The Perl Toolchain Summit needs more sponsors. If your company depends on Perl, please support this very important event.

Unicode Support

Returns a bool as to whether or not the sequence of bytes from s up to but not including send form a "script run". utf8_target is TRUE iff the sequence starting at s is to be treated as UTF-8. To be precise, except for two degenerate cases given below, this function returns TRUE iff all code points in it come from any combination of three "scripts" given by the Unicode "Script Extensions" property: Common, Inherited, and possibly one other. Additionally all decimal digits must come from the same consecutive sequence of 10.

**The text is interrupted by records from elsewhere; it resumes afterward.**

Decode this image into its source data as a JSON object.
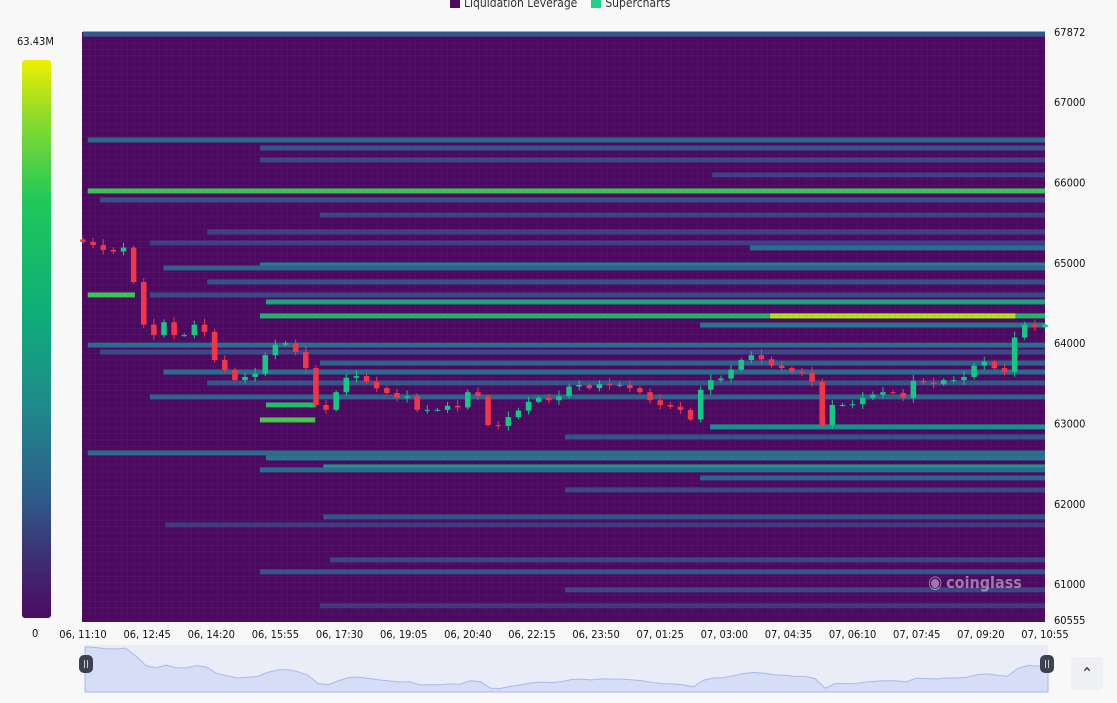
{
  "legend": [
    {
      "label": "Liquidation Leverage",
      "color": "#4b0a5f"
    },
    {
      "label": "Supercharts",
      "color": "#1fd08a"
    }
  ],
  "colorbar": {
    "max_label": "63.43M",
    "min_label": "0",
    "max": 63.43,
    "min": 0
  },
  "watermark": "coinglass",
  "scroll_top_icon": "chevron-up-icon",
  "chart_data": {
    "type": "heatmap",
    "title": "",
    "ylim": [
      60555,
      67872
    ],
    "yticks": [
      "67872",
      "67000",
      "66000",
      "65000",
      "64000",
      "63000",
      "62000",
      "61000",
      "60555"
    ],
    "ytick_values": [
      67872,
      67000,
      66000,
      65000,
      64000,
      63000,
      62000,
      61000,
      60555
    ],
    "xticks": [
      "06, 11:10",
      "06, 12:45",
      "06, 14:20",
      "06, 15:55",
      "06, 17:30",
      "06, 19:05",
      "06, 20:40",
      "06, 22:15",
      "06, 23:50",
      "07, 01:25",
      "07, 03:00",
      "07, 04:35",
      "07, 06:10",
      "07, 07:45",
      "07, 09:20",
      "07, 10:55"
    ],
    "xlim": [
      "06, 11:10",
      "07, 10:55"
    ],
    "value_unit": "M",
    "bands": [
      {
        "price": 67847,
        "from": "06, 11:10",
        "value": 16
      },
      {
        "price": 66528,
        "from": "06, 11:17",
        "value": 20
      },
      {
        "price": 66429,
        "from": "06, 15:32",
        "value": 15
      },
      {
        "price": 66280,
        "from": "06, 15:32",
        "value": 12
      },
      {
        "price": 66093,
        "from": "07, 02:42",
        "value": 10
      },
      {
        "price": 65894,
        "from": "06, 11:17",
        "value": 42
      },
      {
        "price": 65782,
        "from": "06, 11:35",
        "value": 14
      },
      {
        "price": 65595,
        "from": "06, 17:01",
        "value": 11
      },
      {
        "price": 65384,
        "from": "06, 14:14",
        "value": 11
      },
      {
        "price": 65247,
        "from": "06, 12:49",
        "value": 10
      },
      {
        "price": 65185,
        "from": "07, 03:38",
        "value": 20
      },
      {
        "price": 64973,
        "from": "06, 15:32",
        "value": 24
      },
      {
        "price": 64936,
        "from": "06, 13:09",
        "value": 18
      },
      {
        "price": 64762,
        "from": "06, 14:14",
        "value": 14
      },
      {
        "price": 64600,
        "from": "06, 11:17",
        "to": "06, 12:27",
        "value": 42
      },
      {
        "price": 64600,
        "from": "06, 12:49",
        "value": 12
      },
      {
        "price": 64513,
        "from": "06, 15:41",
        "value": 32
      },
      {
        "price": 64339,
        "from": "06, 15:32",
        "value": 36
      },
      {
        "price": 64339,
        "from": "07, 04:08",
        "to": "07, 10:11",
        "value": 58
      },
      {
        "price": 64225,
        "from": "07, 02:24",
        "value": 22
      },
      {
        "price": 63976,
        "from": "06, 11:17",
        "value": 20
      },
      {
        "price": 63890,
        "from": "06, 11:35",
        "value": 12
      },
      {
        "price": 63753,
        "from": "06, 17:01",
        "value": 18
      },
      {
        "price": 63641,
        "from": "06, 13:09",
        "value": 20
      },
      {
        "price": 63505,
        "from": "06, 14:14",
        "value": 15
      },
      {
        "price": 63331,
        "from": "06, 12:49",
        "value": 18
      },
      {
        "price": 63232,
        "from": "06, 15:41",
        "to": "06, 16:54",
        "value": 38
      },
      {
        "price": 63045,
        "from": "06, 15:32",
        "to": "06, 16:54",
        "value": 44
      },
      {
        "price": 62958,
        "from": "07, 02:39",
        "value": 28
      },
      {
        "price": 62833,
        "from": "06, 23:04",
        "value": 15
      },
      {
        "price": 62634,
        "from": "06, 11:17",
        "value": 20
      },
      {
        "price": 62572,
        "from": "06, 15:41",
        "value": 22
      },
      {
        "price": 62460,
        "from": "06, 17:06",
        "value": 30
      },
      {
        "price": 62423,
        "from": "06, 15:32",
        "value": 20
      },
      {
        "price": 62323,
        "from": "07, 02:24",
        "value": 18
      },
      {
        "price": 62174,
        "from": "06, 23:04",
        "value": 12
      },
      {
        "price": 61838,
        "from": "06, 17:06",
        "value": 15
      },
      {
        "price": 61739,
        "from": "06, 13:12",
        "value": 9
      },
      {
        "price": 61304,
        "from": "06, 17:16",
        "value": 12
      },
      {
        "price": 61155,
        "from": "06, 15:32",
        "value": 15
      },
      {
        "price": 60931,
        "from": "06, 23:04",
        "value": 12
      },
      {
        "price": 60732,
        "from": "06, 17:01",
        "value": 9
      }
    ],
    "price_series": {
      "type": "candlestick",
      "from": "06, 11:10",
      "to": "07, 10:55",
      "closes": [
        65260,
        65220,
        65160,
        65140,
        65190,
        64760,
        64230,
        64100,
        64260,
        64100,
        64100,
        64230,
        64140,
        63790,
        63670,
        63540,
        63580,
        63620,
        63850,
        63980,
        64000,
        63890,
        63690,
        63230,
        63170,
        63390,
        63570,
        63590,
        63520,
        63440,
        63380,
        63320,
        63340,
        63170,
        63170,
        63170,
        63220,
        63200,
        63390,
        63340,
        62980,
        62970,
        63080,
        63160,
        63270,
        63320,
        63290,
        63340,
        63460,
        63480,
        63440,
        63490,
        63480,
        63480,
        63440,
        63390,
        63290,
        63230,
        63210,
        63170,
        63050,
        63420,
        63540,
        63560,
        63670,
        63790,
        63850,
        63800,
        63720,
        63690,
        63640,
        63630,
        63520,
        62980,
        63230,
        63230,
        63240,
        63320,
        63360,
        63390,
        63380,
        63320,
        63530,
        63510,
        63490,
        63540,
        63540,
        63580,
        63720,
        63770,
        63690,
        63640,
        64070,
        64230,
        64200,
        64230
      ],
      "up_color": "#16c784",
      "down_color": "#f23645"
    }
  }
}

For example, if all the characters in the sequence are Greek, or Common, or Inherited, this function will return TRUE, provided any decimal digits in it are from the same block of digits in Common. (These are the ASCII digits "0".."9" and additionally a block for full width forms of these, and several others used in mathematical notation.) For scripts (unlike Greek) that have their own digits defined this will accept either digits from that set or from one of the Common digit sets, but not a combination of the two. Some scripts, such as Arabic, have more than one set of digits. All digits must come from the same set for this function to return TRUE.

*ret_script, if ret_script is not NULL, will on return of TRUE contain the script found, using the SCX_enum typedef. Its value will be SCX_INVALID if the function returns FALSE.

If the sequence is empty, TRUE is returned, but *ret_script (if asked for) will be SCX_INVALID.

If the sequence contains a single code point which is unassigned to a character in the version of Unicode being used, the function will return TRUE, and the script will be SCX_Unknown. Any other combination of unassigned code points in the input sequence will result in the function treating the input as not being a script run.

The returned script will be SCX_Inherited iff all the code points in it are from the Inherited script.

Otherwise, the returned script will be SCX_Common iff all the code points in it are from the Inherited or Common scripts.